Ce travail est publié en 1883 et comprend deux tomes :► « Depuis les origines jusqu’à son approbation par le pape Benoît XIII (1679-1725) » ► et la suite « […] jusqu’à son rétablissement en France (1725-1803) ».
La préface précise que « c’est au vénérable de la Salle que remonte l’idée de composer les annales […] ; c’est lui, qui, après avoir créé son œuvre, en a raconté le premier l’origine et les commencements ». Cet ouvrage est une première approche mais « Lucard ne cite pas toujours ses sources ; il tronque et, trop souvent, il accommode le texte »
À la toute fin des années 1920, le projet d’écriture de l’histoire des Frères est relancé et cette fois, le choix du rédacteur se porte sur un laïc qui a déjà travaillé sur plusieurs ouvrages lasalliens : M. Georges Rigault (1885-1956). Il est engagé fin 1934 comme historiographe de l’Institut. Sa monumentale Histoire générale de l’Institut de Frères des Écoles chrétiennes en 9 tomes, est éditée entre 1937 et 1953. Un dernier volume, terminé peu de temps avant sa mort, paraît seulement en 1991, c’est le premier numéro d’Études lasalliennes : « Le temps de la sécularisation, 1904-1914 ».
Son travail fouillé a nécessité de nombreux déplacements dans les communautés, les services d’archives (congrégation, diocèses, publiques) et à l’étranger notamment pour écrire les tomes sur l’expansion de l’Institut. Son histoire générale reste aujourd’hui une référence mais difficilement accessible pour une première approche de la congrégation.
Pour continuer l’œuvre de Georges Rigault, il a été demandé, au printemps 1960, au Frère Alban (Frère Léonor-Alban, Julien Alban Hayet-Lahorgue, 1882-1970) de préparer une Histoire de l’Institut hors de France. Ce travail de 850 pages, qui court sur la période 1700-1966, est terminé en 1969.
Ajoutons à cela, le manuel Précis d’Histoire de l’Institut des Frères des Écoles chrétiennes publié par la Procure générale à Paris en 1935, qui « fait partie de la série des ouvrages destinés à la préparation des examens d’Instruction religieuse en usage dans la Congrégation. »
Sans oublier, le travail mené par le Frère Yves Poutet (1920-2009) (voir le document du mois d’octobre 2017), lui aussi historien de l’Institut, qui a réalisé des « Recherches sur la genèse de l’œuvre scolaire et religieuse de Jean-Baptiste de La Salle (1651-1719) » dans sa thèse Le XVIIe siècle et les origines lasalliennes, éditée en 1970 en 2 tomes.

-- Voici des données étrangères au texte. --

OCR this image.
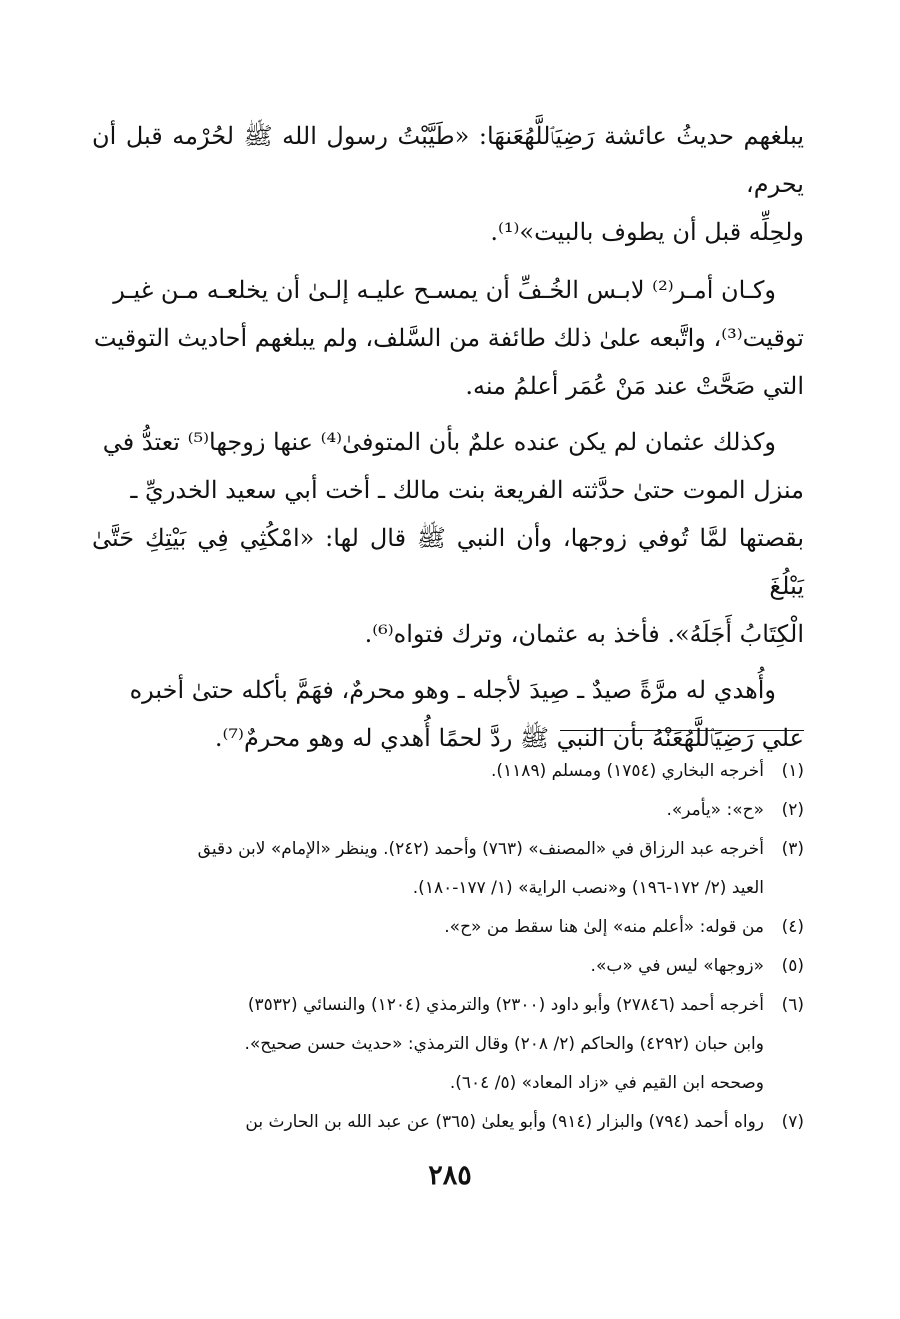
يبلغهم حديثُ عائشة رَضِيَٱللَّهُعَنهَا: «طَيَّبْتُ رسول الله ﷺ لحُرْمه قبل أن يحرم،
ولحِلِّه قبل أن يطوف بالبيت»⁽¹⁾.

وكـان أمـر⁽²⁾ لابـس الخُـفِّ أن يمسـح عليـه إلـىٰ أن يخلعـه مـن غيـر
توقيت⁽³⁾، واتَّبعه علىٰ ذلك طائفة من السَّلف، ولم يبلغهم أحاديث التوقيت
التي صَحَّتْ عند مَنْ عُمَر أعلمُ منه.

وكذلك عثمان لم يكن عنده علمٌ بأن المتوفىٰ⁽⁴⁾ عنها زوجها⁽⁵⁾ تعتدُّ في
منزل الموت حتىٰ حدَّثته الفريعة بنت مالك ـ أخت أبي سعيد الخدريِّ ـ
بقصتها لمَّا تُوفي زوجها، وأن النبي ﷺ قال لها: «امْكُثِي فِي بَيْتِكِ حَتَّىٰ يَبْلُغَ
الْكِتَابُ أَجَلَهُ». فأخذ به عثمان، وترك فتواه⁽⁶⁾.

وأُهدي له مرَّةً صيدٌ ـ صِيدَ لأجله ـ وهو محرمٌ، فهَمَّ بأكله حتىٰ أخبره
علي رَضِيَٱللَّهُعَنْهُ بأن النبي ﷺ ردَّ لحمًا أُهدي له وهو محرمٌ⁽⁷⁾.

(١)
أخرجه البخاري (١٧٥٤) ومسلم (١١٨٩).
(٢)
«ح»: «يأمر».
(٣)
أخرجه عبد الرزاق في «المصنف» (٧٦٣) وأحمد (٢٤٢). وينظر «الإمام» لابن دقيق
العيد (٢/ ١٧٢-١٩٦) و«نصب الراية» (١/ ١٧٧-١٨٠).
(٤)
من قوله: «أعلم منه» إلىٰ هنا سقط من «ح».
(٥)
«زوجها» ليس في «ب».
(٦)
أخرجه أحمد (٢٧٨٤٦) وأبو داود (٢٣٠٠) والترمذي (١٢٠٤) والنسائي (٣٥٣٢)
وابن حبان (٤٢٩٢) والحاكم (٢/ ٢٠٨) وقال الترمذي: «حديث حسن صحيح».
وصححه ابن القيم في «زاد المعاد» (٥/ ٦٠٤).
(٧)
رواه أحمد (٧٩٤) والبزار (٩١٤) وأبو يعلىٰ (٣٦٥) عن عبد الله بن الحارث بن
٢٨٥
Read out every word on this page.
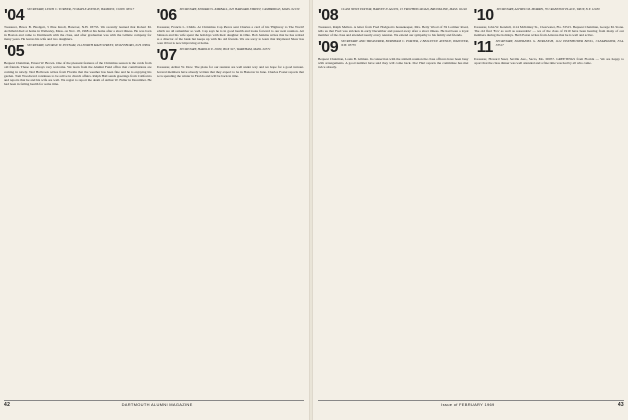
'04 SECRETARY, LEWIS C. TURNER, 79 MAPLE AVENUE, HAMDEN, CONN. 06517

Treasurer, Bruce B. Blodgett, 5 Pine Knoll, Hanover, N.H. 03755. We recently learned that Robert M. Archibald died at home in Wellesley, Mass. on Nov. 18, 1968 at his home after a short illness. He was born in Boston and came to Dartmouth with the class, and after graduation was with the Gillette company for many years. He leaves his wife and two daughters.

'05 SECRETARY, GEORGE W. PUTNAM, 194 NORTH MAIN STREET, WOLFEBORO, N.H. 03894

Bequest Chairman, Ernest W. Brown. One of the pleasant features of the Christmas season is the cards from old friends. These are always very welcome. We learn from the Alumni Fund office that contributions are coming in nicely. Ned Holbrook writes from Florida that the weather has been fine and he is enjoying his garden. Tom Woodward continues to be active in church affairs. Ralph Hall sends greetings from California and reports that he and his wife are well. We regret to report the death of Arthur W. Fuller in December. He had been in failing health for some time.

'06 SECRETARY, EDWARD S. KIMBALL, 625 HARVARD STREET, CAMBRIDGE, MASS. 02139

Treasurer, Francis L. Childs. At Christmas Cap Pierce sent Charles a card of his 'Highway to The World' which we all remember so well. Cap says he is in good health and looks forward to our next reunion. Art Johnson and his wife spent the holidays with their daughter in Ohio. Bob Jenkins writes that he has retired as a director of the bank but keeps up with his old friends. We are sorry to learn that Raymond Shaw has been ill but is now improving at home.

'07 SECRETARY, HAROLD E. DOW, BOX 327, WAREHAM, MASS. 02571

Treasurer, Arthur W. Dow. The plans for our reunion are well under way and we hope for a good turnout. Several members have already written that they expect to be in Hanover in June. Charles Foster reports that he is spending the winter in Florida and will be back in time.

42	DARTMOUTH ALUMNI MAGAZINE
'08 CLASS NEWS EDITOR, HARVEY P. ALLEN, 15 FROTHING ROAD, BROOKLINE, MASS. 02146

Treasurer, Ralph Mellon. A letter from Fred Hodgson's housekeeper, Mrs. Betty Wood of 59 Lorimer Road, tells us that Fred was stricken in early December and passed away after a short illness. He had been a loyal member of the class and attended nearly every reunion. We extend our sympathy to his family and friends.

'09 SECRETARY AND TREASURER, BURNHAM C. PORTER, 2 BELLEVUE AVENUE, HANOVER, N.H. 03755

Bequest Chairman, Louis B. Gilman. In connection with the sixtieth reunion the class officers have been busy with arrangements. A good number have said they will come back. Doc Hart reports the committee has met twice already.

'10 SECRETARY, ALFRED M. MORRIS, 70 CRANSTON PLACE, TROY, N.Y. 12180

Treasurer, John W. Kendall, 1114 McKinley St., Clearwater, Fla. 33515. Bequest Chairman, George M. Stone. 'The old find 'Fox' as well as reasonable' — we of the class of 1910 have been hearing from many of our members during the holidays. Herb Eaton writes from Arizona that he is well and active.

'11 SECRETARY, NATHANIEL G. BURLEIGH, 1122 EISENHOWER BLVD., CLEARWATER, FLA. 33517

Treasurer, Howard Steel, Seville Ave., Sacto, Mo. 00057. GREETINGS from Florida — We are happy to report that the class dinner was well attended and a fine time was had by all who came.

Issue of FEBRUARY 1969	43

La collection « Études lasalliennes » a été créée dans les années 1990 pour répondre à cette demande. Frère Henri Bédel (1927-2017), licencié en histoire et géographie doit résumer cette Histoire en plusieurs tomes, d’environ 200 pages, intitulés Initiation à l’histoire des Frères des Écoles chrétiennes. L’objectif est clair : « C’est le travail d’un historien, soucieux de permettre à ses lecteurs un contact aussi exact que possible avec les documents fondateurs […] capable de toucher un large public cultivé, notamment de Frères et de Laïcs lasalliennes. ».

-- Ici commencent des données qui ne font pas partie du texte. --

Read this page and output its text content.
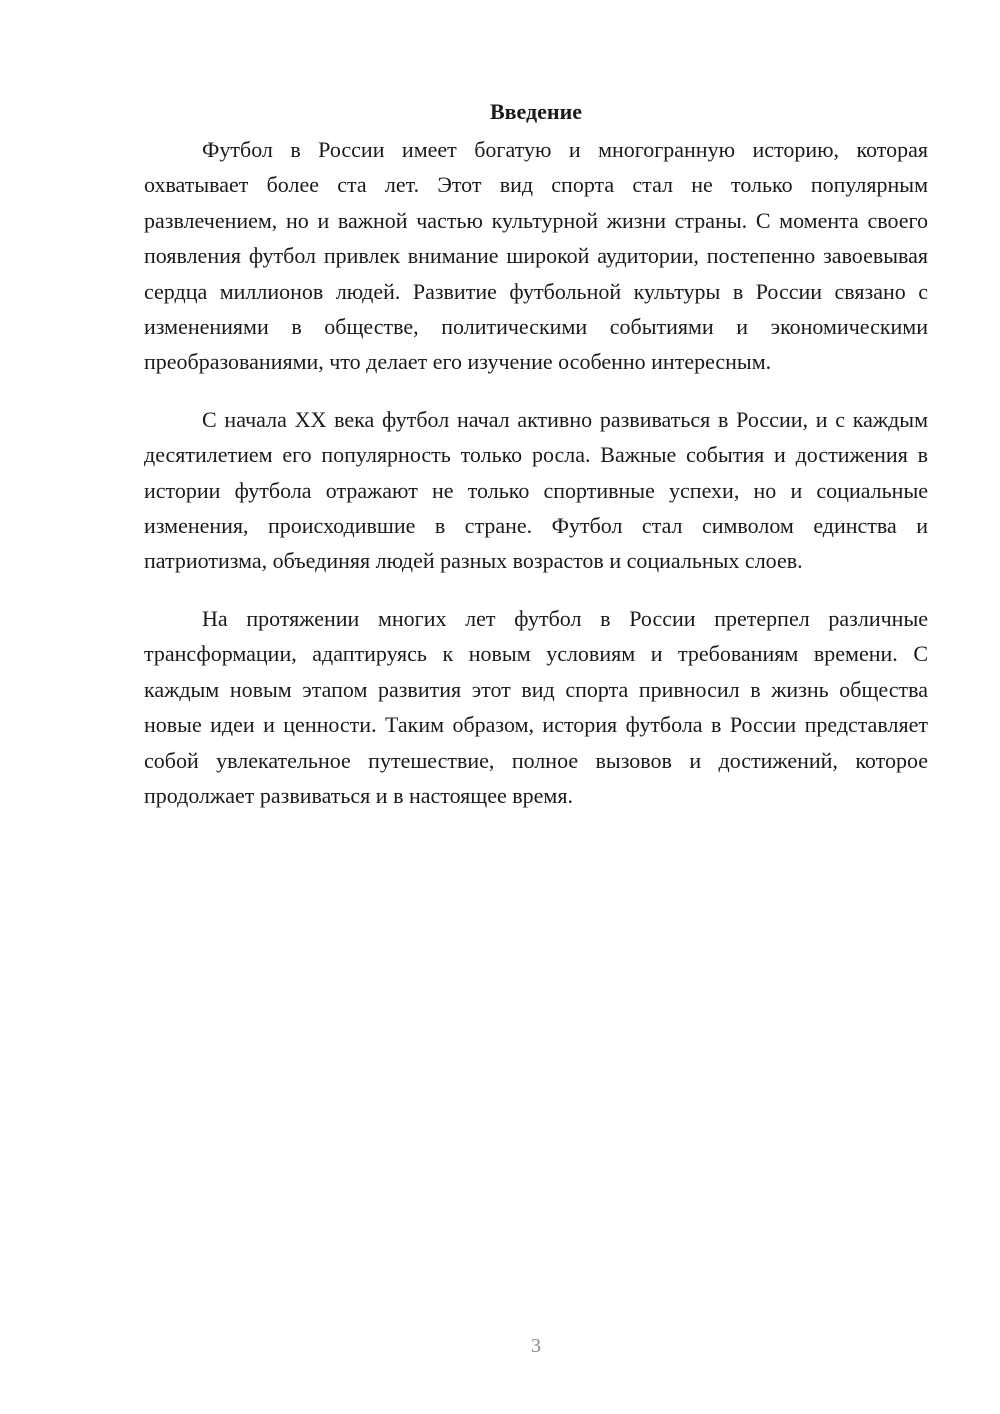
Введение

Футбол в России имеет богатую и многогранную историю, которая охватывает более ста лет. Этот вид спорта стал не только популярным развлечением, но и важной частью культурной жизни страны. С момента своего появления футбол привлек внимание широкой аудитории, постепенно завоевывая сердца миллионов людей. Развитие футбольной культуры в России связано с изменениями в обществе, политическими событиями и экономическими преобразованиями, что делает его изучение особенно интересным.

С начала XX века футбол начал активно развиваться в России, и с каждым десятилетием его популярность только росла. Важные события и достижения в истории футбола отражают не только спортивные успехи, но и социальные изменения, происходившие в стране. Футбол стал символом единства и патриотизма, объединяя людей разных возрастов и социальных слоев.

На протяжении многих лет футбол в России претерпел различные трансформации, адаптируясь к новым условиям и требованиям времени. С каждым новым этапом развития этот вид спорта привносил в жизнь общества новые идеи и ценности. Таким образом, история футбола в России представляет собой увлекательное путешествие, полное вызовов и достижений, которое продолжает развиваться и в настоящее время.

3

Pour faire l’histoire de l’Institut, il faut au préalable conserver les documents sur les Frères, les communautés, les écoles, les Districts. Dans la seconde moitié du XIXe siècle, il est constamment rappelé dans les circulaires instructives et administratives adressées aux Directeurs
« de tenir en bon état le registre historique de leurs maisons ; ce registre doit contenir : 1. L’époque de l’ouverture de l’établissement ; 2. Par combien de Frères et de classes on commença ; 3. Par qui les Frères furent appelés ; 4. Les particularités qui y ont eu lieu ; 5. Ses progrès ; 6. Le nombre des classes actuelles ; 7. S’il y a des fondations, par qui elles ont été faites, etc., etc. On doit y inscrire successivement tout ce qui peut être de quelque intérêt. »
Par la suite, doivent être ajoutés des éléments complémentaires comme les plans des locaux, le coutumier, les horaires et surtout conserver comme pièces d’archives « les correspondances…, les exemplaires des journaux, les articles imprimés intéressant l’établissement : prospectus, programmes, comptes rendus, etc. » Avec la loi interdisant les congrégations religieuses en France, le souci de préservation des archives s’est accru. Des directives sont lancées pour réunir les documents historiques des communautés et Districts de France.
Cette préoccupation apparaît dans la circulaire du 15 novembre 1910 du F. Gabriel-Marie.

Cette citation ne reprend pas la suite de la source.